В этот момент наши взгляды встречаются, и я на мгновенье подвисаю от того, насколько мне знаком этот взгляд. Я его ни с чем не спутаю. У меня у самого такой же. Сто процентов, она из наших. ОБХСС наверное…
Это длится лишь мгновенье. Она тут же меняет выражение лица и превращается в обычную молодую женщину.
– Молодой человек, – милым голосом с жалобной интонацией произносит она, – ой, подскажите, пожалуйста, вы где горошек брали?
6. Праздник к нам приходит
Я смотрю на неё, внимательно так смотрю. Молодая, симпатичная. Брюнетка. Лет двадцать шесть – двадцать семь. Девчонка ещё. Я так скажу, по большей части молодая – это уже значит симпатичная. Но это только с высоты зрелости понять можно. Нет, вот правда. Юность этого не замечает и не ценит.
Нос тонкий прямой, глаза горят, как угольки, щёки румяные от морозца, на левой скуле небольшая родинка, фигурка ладненькая, насколько пальто позволяет рассмотреть.
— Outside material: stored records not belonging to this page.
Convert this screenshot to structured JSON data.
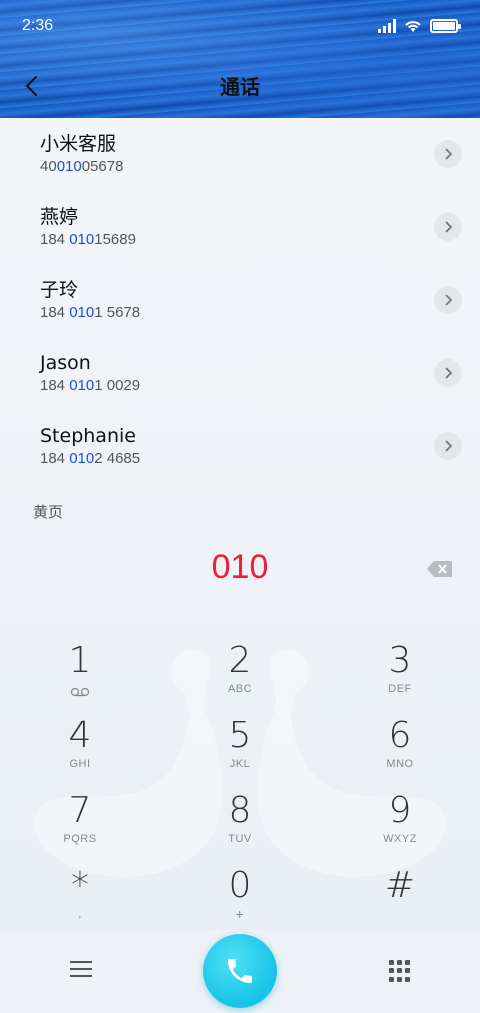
{
  "status_bar": {
    "time": "2:36"
  },
  "header": {
    "title": "通话"
  },
  "contacts": [
    {
      "name": "小米客服",
      "number_pre": "40",
      "number_match": "010",
      "number_post": "05678"
    },
    {
      "name": "燕婷",
      "number_pre": "184 ",
      "number_match": "010",
      "number_post": "15689"
    },
    {
      "name": "子玲",
      "number_pre": "184 ",
      "number_match": "010",
      "number_post": "1 5678"
    },
    {
      "name": "Jason",
      "number_pre": "184 ",
      "number_match": "010",
      "number_post": "1 0029"
    },
    {
      "name": "Stephanie",
      "number_pre": "184 ",
      "number_match": "010",
      "number_post": "2 4685"
    }
  ],
  "section": {
    "yellow_pages": "黄页"
  },
  "dial_entry": "010",
  "keys": [
    {
      "digit": "1",
      "letters": ""
    },
    {
      "digit": "2",
      "letters": "ABC"
    },
    {
      "digit": "3",
      "letters": "DEF"
    },
    {
      "digit": "4",
      "letters": "GHI"
    },
    {
      "digit": "5",
      "letters": "JKL"
    },
    {
      "digit": "6",
      "letters": "MNO"
    },
    {
      "digit": "7",
      "letters": "PQRS"
    },
    {
      "digit": "8",
      "letters": "TUV"
    },
    {
      "digit": "9",
      "letters": "WXYZ"
    },
    {
      "digit": "*",
      "letters": ","
    },
    {
      "digit": "0",
      "letters": "+"
    },
    {
      "digit": "#",
      "letters": ""
    }
  ],
  "icons": {
    "back": "chevron-left-icon",
    "detail": "chevron-right-icon",
    "backspace": "backspace-icon",
    "voicemail": "voicemail-icon",
    "menu": "menu-icon",
    "call": "phone-icon",
    "dialpad": "dialpad-icon"
  },
  "colors": {
    "entry": "#e8203a",
    "match_highlight": "#1f4fd1",
    "call_button": "#17c3e6"
  }
}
Красотка да и только.
Я встретил девушку:
Полумесяцем бровь,
На щёчке родинка,
А в глазах любовь.
Ах, эта девушка
Меня с ума свела,
Разбила сердце мне,
Покой взяла!
Вот спасибо, товарищи неизвестные мне авторы*, хорошую песню написали.
– У бабули взял, – говорю я с широкой улыбкой.
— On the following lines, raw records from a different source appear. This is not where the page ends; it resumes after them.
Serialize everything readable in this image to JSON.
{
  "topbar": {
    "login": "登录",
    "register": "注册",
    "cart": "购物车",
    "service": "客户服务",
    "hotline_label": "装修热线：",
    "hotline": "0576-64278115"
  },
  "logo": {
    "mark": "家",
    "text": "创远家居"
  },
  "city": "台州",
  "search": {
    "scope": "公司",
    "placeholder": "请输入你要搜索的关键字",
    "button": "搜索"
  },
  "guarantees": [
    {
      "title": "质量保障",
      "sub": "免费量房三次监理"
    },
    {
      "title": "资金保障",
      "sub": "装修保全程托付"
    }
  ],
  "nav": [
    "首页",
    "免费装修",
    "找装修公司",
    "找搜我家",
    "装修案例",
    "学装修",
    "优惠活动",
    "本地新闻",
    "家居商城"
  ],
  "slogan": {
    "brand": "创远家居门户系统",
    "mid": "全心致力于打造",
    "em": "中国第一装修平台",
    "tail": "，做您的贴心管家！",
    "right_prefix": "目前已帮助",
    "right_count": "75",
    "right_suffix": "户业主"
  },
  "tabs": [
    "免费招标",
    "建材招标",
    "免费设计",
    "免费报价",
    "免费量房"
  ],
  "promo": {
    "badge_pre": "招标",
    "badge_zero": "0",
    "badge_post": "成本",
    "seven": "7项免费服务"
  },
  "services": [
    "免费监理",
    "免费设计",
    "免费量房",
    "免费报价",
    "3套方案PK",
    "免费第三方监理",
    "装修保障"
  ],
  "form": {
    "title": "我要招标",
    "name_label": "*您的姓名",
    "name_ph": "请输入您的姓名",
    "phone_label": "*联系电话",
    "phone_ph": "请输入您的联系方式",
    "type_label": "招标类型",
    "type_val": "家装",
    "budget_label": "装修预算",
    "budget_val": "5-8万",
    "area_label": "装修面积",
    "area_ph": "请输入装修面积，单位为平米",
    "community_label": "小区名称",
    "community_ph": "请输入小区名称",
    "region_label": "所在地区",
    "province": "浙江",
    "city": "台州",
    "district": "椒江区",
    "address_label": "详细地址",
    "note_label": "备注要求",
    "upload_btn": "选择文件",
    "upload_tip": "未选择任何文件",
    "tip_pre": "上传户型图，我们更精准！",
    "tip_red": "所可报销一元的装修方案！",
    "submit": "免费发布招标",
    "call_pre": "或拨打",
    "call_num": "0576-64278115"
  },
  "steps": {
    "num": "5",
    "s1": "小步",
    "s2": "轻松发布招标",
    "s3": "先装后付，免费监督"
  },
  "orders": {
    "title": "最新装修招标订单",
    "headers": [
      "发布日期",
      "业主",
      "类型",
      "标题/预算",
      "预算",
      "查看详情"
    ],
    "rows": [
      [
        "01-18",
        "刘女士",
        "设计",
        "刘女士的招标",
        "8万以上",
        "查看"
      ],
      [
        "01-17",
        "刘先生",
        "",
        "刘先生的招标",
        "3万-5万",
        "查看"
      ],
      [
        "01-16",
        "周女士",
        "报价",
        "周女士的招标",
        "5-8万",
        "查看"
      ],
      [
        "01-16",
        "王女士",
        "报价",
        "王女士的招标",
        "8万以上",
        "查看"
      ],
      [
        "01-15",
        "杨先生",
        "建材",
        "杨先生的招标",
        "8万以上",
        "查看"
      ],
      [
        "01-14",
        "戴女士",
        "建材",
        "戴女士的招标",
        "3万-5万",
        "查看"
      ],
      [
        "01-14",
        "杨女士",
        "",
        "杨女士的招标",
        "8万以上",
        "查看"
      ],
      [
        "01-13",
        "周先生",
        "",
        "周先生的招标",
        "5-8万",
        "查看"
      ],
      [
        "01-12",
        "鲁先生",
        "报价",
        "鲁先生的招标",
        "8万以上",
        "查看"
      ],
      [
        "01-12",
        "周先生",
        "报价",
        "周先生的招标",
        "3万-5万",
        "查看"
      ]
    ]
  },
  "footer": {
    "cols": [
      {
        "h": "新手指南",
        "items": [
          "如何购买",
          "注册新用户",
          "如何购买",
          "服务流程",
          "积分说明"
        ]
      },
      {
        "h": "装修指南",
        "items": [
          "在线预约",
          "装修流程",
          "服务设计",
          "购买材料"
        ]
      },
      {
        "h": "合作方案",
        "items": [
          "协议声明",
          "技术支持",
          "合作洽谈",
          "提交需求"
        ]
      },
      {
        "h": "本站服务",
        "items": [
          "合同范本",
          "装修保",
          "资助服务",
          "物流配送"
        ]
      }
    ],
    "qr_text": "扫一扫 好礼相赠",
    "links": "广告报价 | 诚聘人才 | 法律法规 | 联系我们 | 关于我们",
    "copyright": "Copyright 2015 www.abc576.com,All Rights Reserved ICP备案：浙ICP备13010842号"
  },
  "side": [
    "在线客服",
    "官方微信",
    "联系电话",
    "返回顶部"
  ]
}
– У какой бабули? – удивляется девица.
– Да у своей. Она в этом доме живёт. Ходит в магазин по десять раз в день. А там перед праздниками чего-нибудь да выбросят, вот она и подкупает.
– Что значит, подкупает? – настораживается милиционерша.
– Да не в том смысле, что на подкуп идёт, – смеюсь я, – а в смысле, как увидит, так купит. Видите, целый мешок нам с мамой набрала.
– То есть она здесь, в «Русском поле» горошек купила? – уточняет она.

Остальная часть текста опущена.